How do you analyze her hormones?
To analyze Billie Jean’s hormones, we are collecting both urine and fecal samples. We send our samples to the endocrine lab in the hope that this data will give us details about when Billie Jean’s hormones spike and diminish. By looking at both, we can determine which gives us a better signal.
This information could also alert us to more subtle clues to her estrus cycle that we may have been missing. For example, it has been a common thought that female Andean bears go into estrus once seasonally. However we are seeing from Billie Jean’s behavior that this may not be exactly right.
It may also help inform our decisions on how long bears remain in the same space.
What have you learned by studying her hormones thus far?
In 2016, Billie Jean was observed breeding with Cisco, the father of her previous cubs. She displayed behavioral clues that she may have been pregnant, such as spending more time in her den, and she gained weight. However, until we had conclusive evidence of the presence of cubs—such as an ultrasound or a cub birth—we really didn’t know if her behavior was indicative of a true pregnancy.

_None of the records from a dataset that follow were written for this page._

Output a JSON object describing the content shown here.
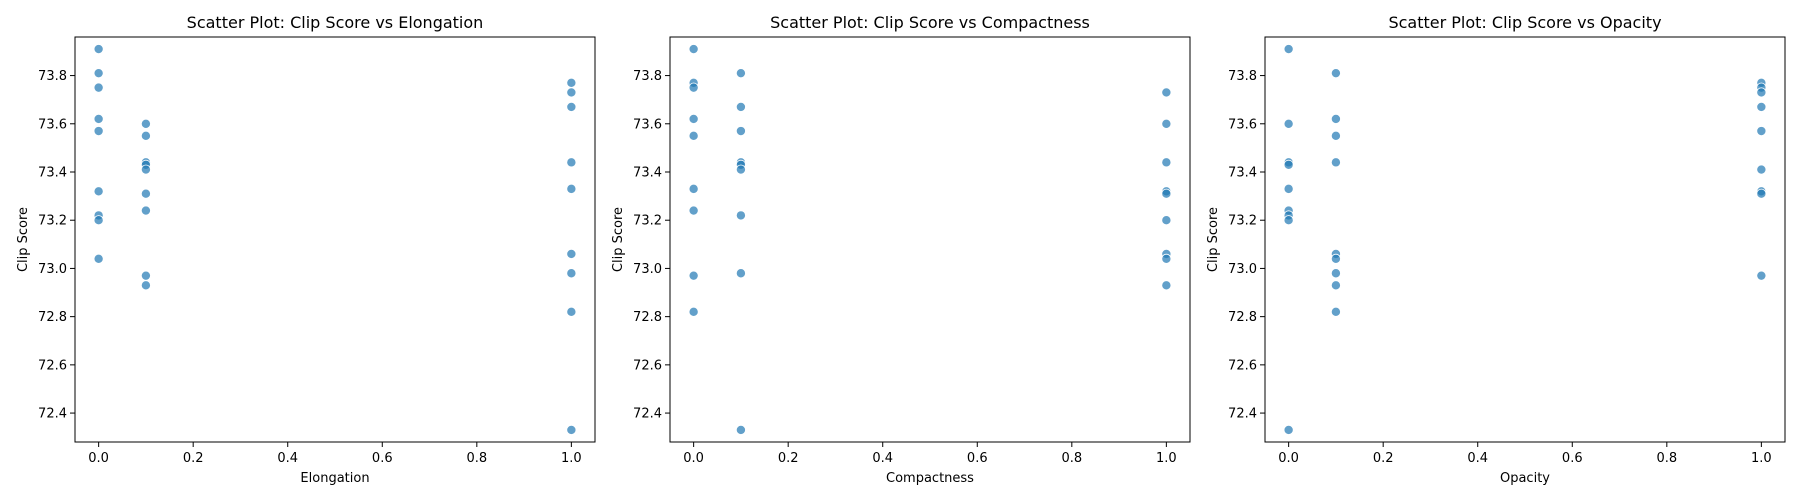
{
  "colors": {
    "marker": "#1f77b4",
    "marker_opacity": 0.7
  },
  "chart_data": [
    {
      "type": "scatter",
      "title": "Scatter Plot: Clip Score vs Elongation",
      "xlabel": "Elongation",
      "ylabel": "Clip Score",
      "xlim": [
        -0.05,
        1.05
      ],
      "ylim": [
        72.28,
        73.96
      ],
      "xticks": [
        0.0,
        0.2,
        0.4,
        0.6,
        0.8,
        1.0
      ],
      "xtick_labels": [
        "0.0",
        "0.2",
        "0.4",
        "0.6",
        "0.8",
        "1.0"
      ],
      "yticks": [
        72.4,
        72.6,
        72.8,
        73.0,
        73.2,
        73.4,
        73.6,
        73.8
      ],
      "ytick_labels": [
        "72.4",
        "72.6",
        "72.8",
        "73.0",
        "73.2",
        "73.4",
        "73.6",
        "73.8"
      ],
      "grid": false,
      "points": [
        {
          "x": 0.0,
          "y": 73.91
        },
        {
          "x": 0.0,
          "y": 73.81
        },
        {
          "x": 0.0,
          "y": 73.75
        },
        {
          "x": 0.0,
          "y": 73.62
        },
        {
          "x": 0.0,
          "y": 73.57
        },
        {
          "x": 0.0,
          "y": 73.32
        },
        {
          "x": 0.0,
          "y": 73.22
        },
        {
          "x": 0.0,
          "y": 73.2
        },
        {
          "x": 0.0,
          "y": 73.04
        },
        {
          "x": 0.1,
          "y": 73.6
        },
        {
          "x": 0.1,
          "y": 73.55
        },
        {
          "x": 0.1,
          "y": 73.44
        },
        {
          "x": 0.1,
          "y": 73.43
        },
        {
          "x": 0.1,
          "y": 73.41
        },
        {
          "x": 0.1,
          "y": 73.31
        },
        {
          "x": 0.1,
          "y": 73.24
        },
        {
          "x": 0.1,
          "y": 72.97
        },
        {
          "x": 0.1,
          "y": 72.93
        },
        {
          "x": 1.0,
          "y": 73.77
        },
        {
          "x": 1.0,
          "y": 73.73
        },
        {
          "x": 1.0,
          "y": 73.67
        },
        {
          "x": 1.0,
          "y": 73.44
        },
        {
          "x": 1.0,
          "y": 73.33
        },
        {
          "x": 1.0,
          "y": 73.06
        },
        {
          "x": 1.0,
          "y": 72.98
        },
        {
          "x": 1.0,
          "y": 72.82
        },
        {
          "x": 1.0,
          "y": 72.33
        }
      ]
    },
    {
      "type": "scatter",
      "title": "Scatter Plot: Clip Score vs Compactness",
      "xlabel": "Compactness",
      "ylabel": "Clip Score",
      "xlim": [
        -0.05,
        1.05
      ],
      "ylim": [
        72.28,
        73.96
      ],
      "xticks": [
        0.0,
        0.2,
        0.4,
        0.6,
        0.8,
        1.0
      ],
      "xtick_labels": [
        "0.0",
        "0.2",
        "0.4",
        "0.6",
        "0.8",
        "1.0"
      ],
      "yticks": [
        72.4,
        72.6,
        72.8,
        73.0,
        73.2,
        73.4,
        73.6,
        73.8
      ],
      "ytick_labels": [
        "72.4",
        "72.6",
        "72.8",
        "73.0",
        "73.2",
        "73.4",
        "73.6",
        "73.8"
      ],
      "grid": false,
      "points": [
        {
          "x": 0.0,
          "y": 73.91
        },
        {
          "x": 0.0,
          "y": 73.77
        },
        {
          "x": 0.0,
          "y": 73.75
        },
        {
          "x": 0.0,
          "y": 73.62
        },
        {
          "x": 0.0,
          "y": 73.55
        },
        {
          "x": 0.0,
          "y": 73.33
        },
        {
          "x": 0.0,
          "y": 73.24
        },
        {
          "x": 0.0,
          "y": 72.97
        },
        {
          "x": 0.0,
          "y": 72.82
        },
        {
          "x": 0.1,
          "y": 73.81
        },
        {
          "x": 0.1,
          "y": 73.67
        },
        {
          "x": 0.1,
          "y": 73.57
        },
        {
          "x": 0.1,
          "y": 73.44
        },
        {
          "x": 0.1,
          "y": 73.43
        },
        {
          "x": 0.1,
          "y": 73.41
        },
        {
          "x": 0.1,
          "y": 73.22
        },
        {
          "x": 0.1,
          "y": 72.98
        },
        {
          "x": 0.1,
          "y": 72.33
        },
        {
          "x": 1.0,
          "y": 73.73
        },
        {
          "x": 1.0,
          "y": 73.6
        },
        {
          "x": 1.0,
          "y": 73.44
        },
        {
          "x": 1.0,
          "y": 73.32
        },
        {
          "x": 1.0,
          "y": 73.31
        },
        {
          "x": 1.0,
          "y": 73.2
        },
        {
          "x": 1.0,
          "y": 73.06
        },
        {
          "x": 1.0,
          "y": 73.04
        },
        {
          "x": 1.0,
          "y": 72.93
        }
      ]
    },
    {
      "type": "scatter",
      "title": "Scatter Plot: Clip Score vs Opacity",
      "xlabel": "Opacity",
      "ylabel": "Clip Score",
      "xlim": [
        -0.05,
        1.05
      ],
      "ylim": [
        72.28,
        73.96
      ],
      "xticks": [
        0.0,
        0.2,
        0.4,
        0.6,
        0.8,
        1.0
      ],
      "xtick_labels": [
        "0.0",
        "0.2",
        "0.4",
        "0.6",
        "0.8",
        "1.0"
      ],
      "yticks": [
        72.4,
        72.6,
        72.8,
        73.0,
        73.2,
        73.4,
        73.6,
        73.8
      ],
      "ytick_labels": [
        "72.4",
        "72.6",
        "72.8",
        "73.0",
        "73.2",
        "73.4",
        "73.6",
        "73.8"
      ],
      "grid": false,
      "points": [
        {
          "x": 0.0,
          "y": 73.91
        },
        {
          "x": 0.0,
          "y": 73.6
        },
        {
          "x": 0.0,
          "y": 73.44
        },
        {
          "x": 0.0,
          "y": 73.43
        },
        {
          "x": 0.0,
          "y": 73.33
        },
        {
          "x": 0.0,
          "y": 73.24
        },
        {
          "x": 0.0,
          "y": 73.22
        },
        {
          "x": 0.0,
          "y": 73.2
        },
        {
          "x": 0.0,
          "y": 72.33
        },
        {
          "x": 0.1,
          "y": 73.81
        },
        {
          "x": 0.1,
          "y": 73.62
        },
        {
          "x": 0.1,
          "y": 73.55
        },
        {
          "x": 0.1,
          "y": 73.44
        },
        {
          "x": 0.1,
          "y": 73.06
        },
        {
          "x": 0.1,
          "y": 73.04
        },
        {
          "x": 0.1,
          "y": 72.98
        },
        {
          "x": 0.1,
          "y": 72.93
        },
        {
          "x": 0.1,
          "y": 72.82
        },
        {
          "x": 1.0,
          "y": 73.77
        },
        {
          "x": 1.0,
          "y": 73.75
        },
        {
          "x": 1.0,
          "y": 73.73
        },
        {
          "x": 1.0,
          "y": 73.67
        },
        {
          "x": 1.0,
          "y": 73.57
        },
        {
          "x": 1.0,
          "y": 73.41
        },
        {
          "x": 1.0,
          "y": 73.32
        },
        {
          "x": 1.0,
          "y": 73.31
        },
        {
          "x": 1.0,
          "y": 72.97
        }
      ]
    }
  ]
}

Through endocrine research that studied the hormones of giant pandas, we learned that some bears can experience pseudopregnancies—or false pregnancies. In a pseudopregnancy, the bear’s behavior and hormones look the same as if the female were pregnant, but she is not.

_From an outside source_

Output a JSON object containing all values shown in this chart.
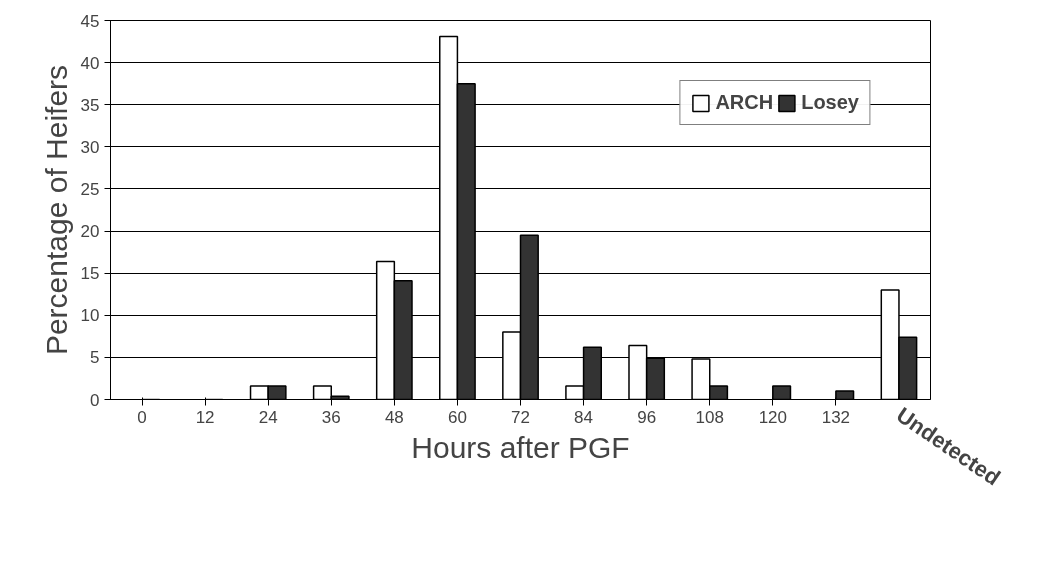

Because Andean bears experience delayed implantation (also known as embryonic diapause), we do not know exactly when a fertilized egg (blastocyst) attaches to the uterine wall. Females are not pregnant until the blastocyst implants. Nobody knows what the trigger is that dictates when this happens. What we do know is that it can take as long as six to eight months.
The possibility of pseudopregnancy, coupled with embryonic diapause, makes bear pregnancies nearly impossible to confirm. Despite all behavioral indications that Billie Jean was pregnant in 2016, unfortunately, no cubs were born. Her hormones from this period show elevated progesterone concentrations that stay elevated for roughly 60 days—the typical length of a bear gestation. Because no cubs were born, this could indicate that Andean bears, like giant pandas, experience pseudopregnancies. It is also possible that Billie Jean experienced a miscarriage, or may have resorbed the growing embryos.
We hope to compare the data gathered from her 2016 hormone profile to a pregnancy that results in cubs. We will be closely monitoring Billie Jean throughout the summer and fall. Our hope is that she will have cubs later this year.